I suspect you'll find yourself migrating toward something that looks more like regression testing than unit testing per se. That's not necessarily bad. Don't overlook code coverage!
(A final parenthetical remark: in the bad old days of interactive console applications, Don Libes created a tool called Expect, which was enormously helpful in allowing you to script a program that interacted like a user. In my opinion we desperately need something similar for interacting with web pages. I think I'll post a question about this :-)
You don't necessarily have to implement automated tests that test individual methods or components. You could implement an automated unit test that simulates a user interacting with your application, and test that your application responds in the correct way.
I assume you are manually testing your application currently, if so then think about how you could automate that and work from there. Over time you should be able to break your tests into progressively smaller chunks that test smaller sections of code. Any sort of automated testing is usually a lot better than nothing.
Most programs (regardless of the language paradigm) can be broken into atomic units which take input and provide output. As the other responders have mentioned, look into refactoring the program and breaking it down into smaller pieces. When testing, focus less on the end-to-end functionality and more on the individual steps in which data is processed.
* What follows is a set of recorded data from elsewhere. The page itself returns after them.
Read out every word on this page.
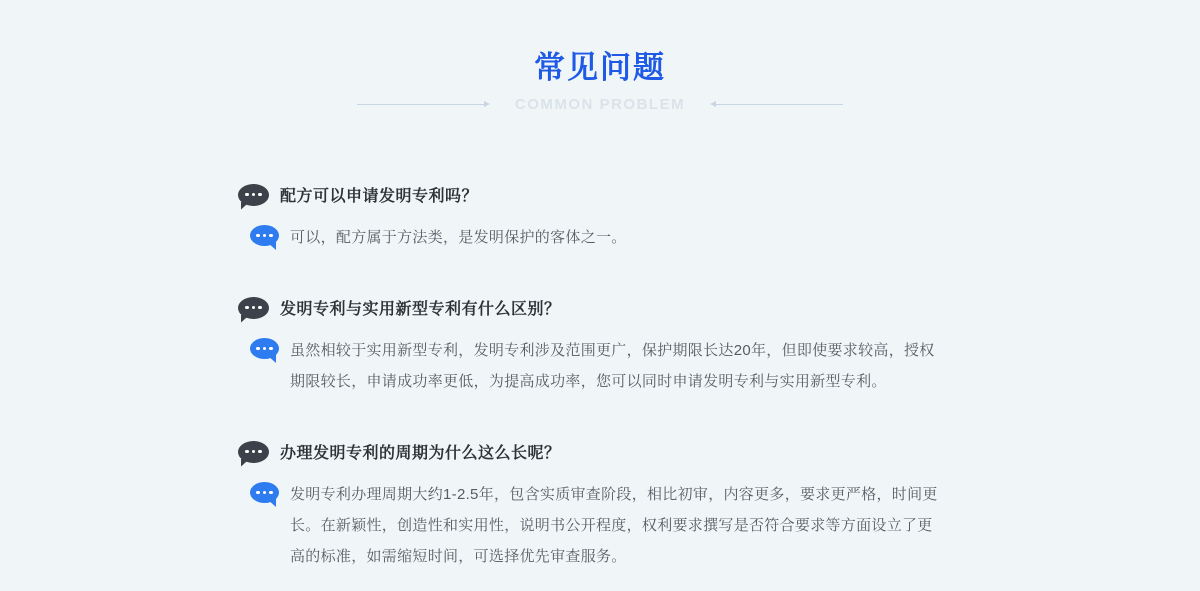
常见问题
COMMON PROBLEM
配方可以申请发明专利吗？
可以，配方属于方法类，是发明保护的客体之一。
发明专利与实用新型专利有什么区别？
虽然相较于实用新型专利，发明专利涉及范围更广，保护期限长达20年，但即使要求较高，授权期限较长，申请成功率更低，为提高成功率，您可以同时申请发明专利与实用新型专利。
办理发明专利的周期为什么这么长呢？
发明专利办理周期大约1-2.5年，包含实质审查阶段，相比初审，内容更多，要求更严格，时间更长。在新颖性，创造性和实用性，说明书公开程度，权利要求撰写是否符合要求等方面设立了更高的标准，如需缩短时间，可选择优先审查服务。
Also, a unit doesn't necessarily need to be an individual function (though this is often the case). A unit is a segment of functionality which can be tested using inputs and measuring outputs. I've seen this when using JUnit to test Java APIs. Individual methods might not necessarily provide the granularity I need for testing, though a series of method calls will. Therefore, the functionality I regard as a "unit" is a little greater than a single method.
You should at least refactor out the stuff that looks like it might be a problem and unit test that. But as a rule, a function shouldn't be that long. You might find something that is unit test worthy once you start refactoring
Good object mentor article on TDD
As a few have answered before, there are a few ways you can test what you have outlined.
First the form input, can be tested in a few ways.
What happens if invalid data is inputted, valid data, etc.
Then each of the function can be tested to see if the functions when supplied with various forms of correct and incorrect data react in the proper manner.
Next you can mock the application that are being called so that you can make sure that your application send and process data to the external programs correctly. Don't for get to make sure your program deals with unexpected data from the external program as well.
Usually, the way I figure out how I want to write tests for a program I have been assigned to maintain, is to see what I am do manually to test the program. Then try and figure how to automate as much of it as possible. Also, don't restrict your testing tools just to the programming language you are writing the code in.
I think a wave of testing paranoia is spreading :) Its good to examine things to see if tests would make sense, sometimes the answer is going to be no.
The only thing that I would test is making sure that bogus form input is handled correctly.. I really don't see where else an automated test would help. I think you'd want the test to be non invasive (i.e. no record is actually saved during testing), so that might rule out the other few possibilities.
If you can't test something how do you know that it works? A key to software design is that the code should be testable. That may make the actual writing of the software more difficult, but it pays off in easier maintenance later.